Let's wrap our heads around the dataset by visualizing a common DVD curve using **MatPlotLib**.

In [None]:
# Import the MatPlotLib and Seaborn libraries for plotting.
import matplotlib.pyplot as plt

# Reduce the frequency of the dataframe to make the plot less heavy
plot_df = df.copy()
plot_df = plot_df.iloc[::240, :]  # Take every 240th row using python slice notation --> start:stop:step
# drop rows where rig_time or md is null
plot_df.dropna(subset=['rig_time', 'md'], inplace=True)
# set rig_time as datetime
# plot_df['rig_time'] = pd.to_datetime(plot_df['rig_time'], errors='coerce')  # Convert to datetime
plot_df['rig_time'] = plot_df['rig_time'].dt.strftime('%Y-%m-%d %H:%M:%S')  # Format datetime

# convert md to numeric
plot_df['md'] = pd.to_numeric(plot_df['md'], errors='coerce')

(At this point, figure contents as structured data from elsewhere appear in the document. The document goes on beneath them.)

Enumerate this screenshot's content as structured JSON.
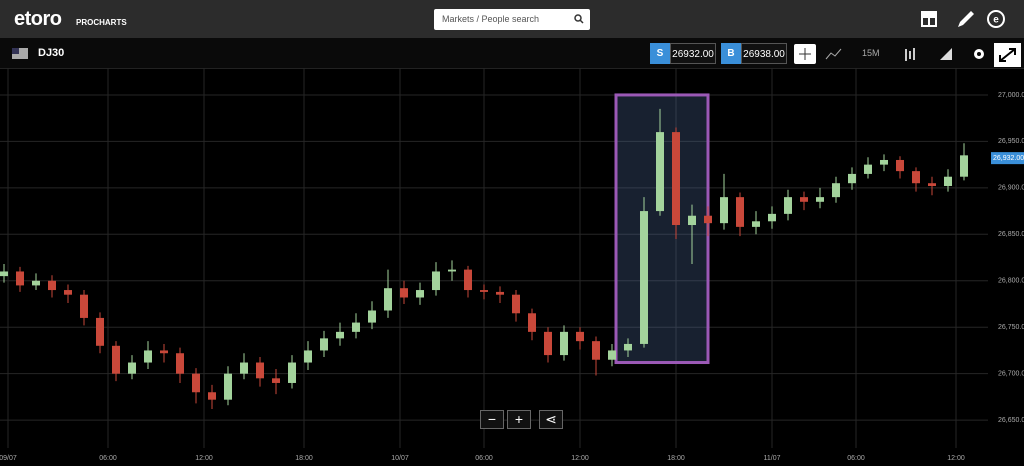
{
  "header": {
    "logo": "etoro",
    "logo_sub": "PROCHARTS",
    "search_placeholder": "Markets / People search"
  },
  "toolbar": {
    "instrument": "DJ30",
    "sell_label": "S",
    "sell_price": "26932.00",
    "buy_label": "B",
    "buy_price": "26938.00",
    "timeframe": "15M"
  },
  "chart_data": {
    "type": "candlestick",
    "up_color": "#a3d39c",
    "down_color": "#c9483a",
    "grid": true,
    "xlim": [
      0,
      247
    ],
    "ylim": [
      26620,
      27029
    ],
    "xticks": [
      {
        "value": 2,
        "label": "09/07"
      },
      {
        "value": 27,
        "label": "06:00"
      },
      {
        "value": 51,
        "label": "12:00"
      },
      {
        "value": 76,
        "label": "18:00"
      },
      {
        "value": 100,
        "label": "10/07"
      },
      {
        "value": 121,
        "label": "06:00"
      },
      {
        "value": 145,
        "label": "12:00"
      },
      {
        "value": 169,
        "label": "18:00"
      },
      {
        "value": 193,
        "label": "11/07"
      },
      {
        "value": 214,
        "label": "06:00"
      },
      {
        "value": 239,
        "label": "12:00"
      }
    ],
    "yticks": [
      {
        "value": 26650,
        "label": "26,650.00"
      },
      {
        "value": 26700,
        "label": "26,700.00"
      },
      {
        "value": 26750,
        "label": "26,750.00"
      },
      {
        "value": 26800,
        "label": "26,800.00"
      },
      {
        "value": 26850,
        "label": "26,850.00"
      },
      {
        "value": 26900,
        "label": "26,900.00"
      },
      {
        "value": 26950,
        "label": "26,950.00"
      },
      {
        "value": 27000,
        "label": "27,000.00"
      }
    ],
    "price_marker": {
      "value": 26932,
      "label": "26,932.00",
      "color": "#3a8fd9"
    },
    "highlight": {
      "x": [
        154,
        177
      ],
      "y": [
        26712,
        27000
      ],
      "color": "#9b59b6"
    },
    "x": [
      1,
      5,
      9,
      13,
      17,
      21,
      25,
      29,
      33,
      37,
      41,
      45,
      49,
      53,
      57,
      61,
      65,
      69,
      73,
      77,
      81,
      85,
      89,
      93,
      97,
      101,
      105,
      109,
      113,
      117,
      121,
      125,
      129,
      133,
      137,
      141,
      145,
      149,
      153,
      157,
      161,
      165,
      169,
      173,
      177,
      181,
      185,
      189,
      193,
      197,
      201,
      205,
      209,
      213,
      217,
      221,
      225,
      229,
      233,
      237,
      241
    ],
    "open": [
      26805,
      26810,
      26795,
      26800,
      26790,
      26785,
      26760,
      26730,
      26700,
      26712,
      26725,
      26722,
      26700,
      26680,
      26672,
      26700,
      26712,
      26695,
      26690,
      26712,
      26725,
      26738,
      26745,
      26755,
      26768,
      26792,
      26782,
      26790,
      26810,
      26812,
      26790,
      26788,
      26785,
      26765,
      26745,
      26720,
      26745,
      26735,
      26715,
      26725,
      26732,
      26875,
      26960,
      26860,
      26870,
      26862,
      26890,
      26858,
      26864,
      26872,
      26890,
      26885,
      26890,
      26905,
      26915,
      26925,
      26930,
      26918,
      26905,
      26902,
      26912
    ],
    "high": [
      26818,
      26815,
      26808,
      26806,
      26796,
      26790,
      26766,
      26735,
      26720,
      26735,
      26732,
      26728,
      26706,
      26688,
      26708,
      26722,
      26718,
      26705,
      26720,
      26735,
      26746,
      26755,
      26765,
      26778,
      26812,
      26800,
      26798,
      26820,
      26822,
      26816,
      26796,
      26794,
      26790,
      26770,
      26750,
      26752,
      26750,
      26740,
      26732,
      26738,
      26890,
      26985,
      26965,
      26882,
      26880,
      26915,
      26895,
      26875,
      26880,
      26898,
      26896,
      26900,
      26912,
      26922,
      26933,
      26936,
      26934,
      26922,
      26912,
      26920,
      26948
    ],
    "low": [
      26798,
      26788,
      26790,
      26782,
      26776,
      26752,
      26722,
      26692,
      26694,
      26705,
      26712,
      26690,
      26668,
      26662,
      26666,
      26694,
      26686,
      26678,
      26684,
      26704,
      26718,
      26730,
      26738,
      26748,
      26760,
      26775,
      26774,
      26784,
      26800,
      26782,
      26780,
      26776,
      26756,
      26736,
      26712,
      26714,
      26726,
      26698,
      26708,
      26718,
      26728,
      26870,
      26845,
      26818,
      26848,
      26855,
      26848,
      26850,
      26856,
      26865,
      26876,
      26878,
      26884,
      26898,
      26910,
      26918,
      26910,
      26896,
      26892,
      26896,
      26908
    ],
    "close": [
      26810,
      26795,
      26800,
      26790,
      26785,
      26760,
      26730,
      26700,
      26712,
      26725,
      26722,
      26700,
      26680,
      26672,
      26700,
      26712,
      26695,
      26690,
      26712,
      26725,
      26738,
      26745,
      26755,
      26768,
      26792,
      26782,
      26790,
      26810,
      26812,
      26790,
      26788,
      26785,
      26765,
      26745,
      26720,
      26745,
      26735,
      26715,
      26725,
      26732,
      26875,
      26960,
      26860,
      26870,
      26862,
      26890,
      26858,
      26864,
      26872,
      26890,
      26885,
      26890,
      26905,
      26915,
      26925,
      26930,
      26918,
      26905,
      26902,
      26912,
      26935
    ]
  }
}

print(f'Reduced row count: {plot_df.shape[0]}')  # Check the number of rows after reduction

# Ensure plots are displayed in Jupyter Notebook
%matplotlib inline 

# plot line graph x axis = rig_time, y axis = bit_depth, then invert the y-axis
plt.figure(figsize=(10, 6))
plt.plot(plot_df['rig_time'], plot_df['md'], label='Bit Depth', color='blue')
# Reduce the x-axis ticks to only show every 200th tick
plt.xticks(plot_df['rig_time'][::200], rotation=45)  # Rotate x-axis labels for better readability
plt.gca().invert_yaxis()  # Invert the y-axis
plt.xlabel('Rig Time')  # Set x-label
plt.ylabel('Depth (ft)')  # Set y-label
plt.title('DvD Curve')
plt.show()

## Practice With Your DataSet
Use the code block below to try the following:
1. Save a .csv file of your data to the python-for-drilling-engineers Google Drive.
2. Upload a CSV file containing drilling parameters for one of your wells (or a single bit run) to a DataFrame.
   - Include Parameters: 'rig_time', 'md', 'bit_depth', 'rop', 'wob', 'td_rpm', 'td_torque', 'diff_press', 'block_height'
3. Prep the DataFrame for analysis.
   1. Create a custom mapper dictionary
   2. Map the column headers to your chosen channel mnemonics & limit the columns in the dataframe.
4. Export and save the revised dataframe as a csv or excel file.


**Congratulations on completing Module 1!** 🎉

## Module 2 Next Friday!

Next week we will explore dataframes in-depth and start the Data QC process.  Ensuring you have a good, clean dataset is a **MUST** before you start to dive into ML.

You don't want garbage outputs, so let's not feed it garbage in.